Sandgaard Katrine S, Lewis Joanna, Adams Stuart, Klein Nigel, Callard Robin
aImmunobiology Unit, Institute of Child Health bCoMPLEX, University College London cHaematology, Great Ormond Street Hospital, London, UK.
AIDS. 2014 Jan 14;28(2):209-14. doi: 10.1097/QAD.0000000000000063.
Disease progression and response to antiretroviral therapy (ART) in HIV-infected children is different to that of adults. Immune reconstitution in adults is mainly from memory T cells, whereas in children it occurs predominantly from the naive T-cell pool. It is unclear however what proportion of reconstituted CD4 T cells comes from thymic export and homeostatic proliferation in the periphery. Thymic output is often estimated by measuring T-cell receptor excision circles and markers such as CD31 expressed on recent thymic emigrants but these are confounded by peripheral T-cell division and cannot in themselves be used as quantitative estimates of thymic output.

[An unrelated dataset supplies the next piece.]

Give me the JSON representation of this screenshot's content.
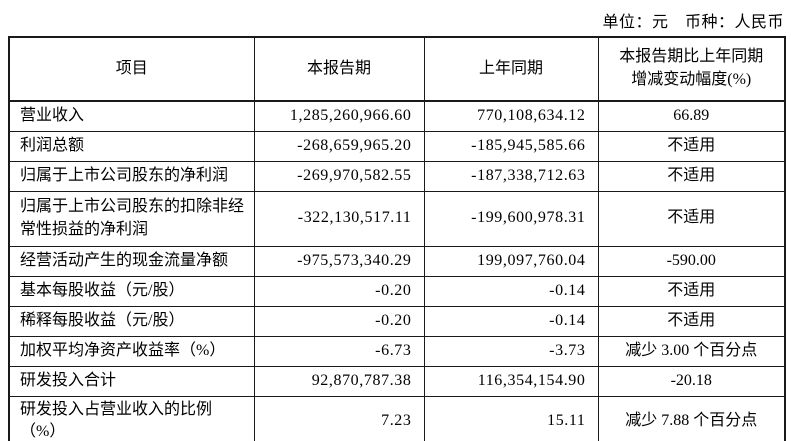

To compare thymic output in HIV-infected children on ART, HIV-infected children not on ART and uninfected children of different ages.
Combined T-cell receptor excision circle (TREC) and proliferation data are used with a recently described mathematical model to give explicit measures of thymic output.
We found that age-adjusted thymic output is reduced in untreated children with HIV, which increases significantly with length of time on ART.
Our results suggest that a highly active thymus in early childhood may contribute to better immune reconstitution if ART is initiated early in life.
HIV感染儿童的疾病进展及对抗逆转录病毒疗法(ART)的反应与成人不同。成人的免疫重建主要来自记忆T细胞,而儿童的免疫重建主要发生于初始T细胞库。然而,尚不清楚重建的CD4 T细胞中有多大比例来自胸腺输出及外周的稳态增殖。胸腺输出通常通过测量T细胞受体切除环及近期胸腺迁出细胞上表达的标记物(如CD31)来估算,但这些会因外周T细胞分裂而混淆,其本身不能用作胸腺输出的定量估计。
比较接受ART的HIV感染儿童、未接受ART的HIV感染儿童及不同年龄的未感染儿童的胸腺输出。
将T细胞受体切除环(TREC)和增殖数据与最近描述的数学模型相结合,以明确测量胸腺输出。
我们发现,未治疗的HIV感染儿童经年龄调整后的胸腺输出降低,而随着接受ART时间的延长,胸腺输出显著增加。
我们的结果表明,如果在儿童早期开始ART治疗,其活跃的胸腺可能有助于更好的免疫重建。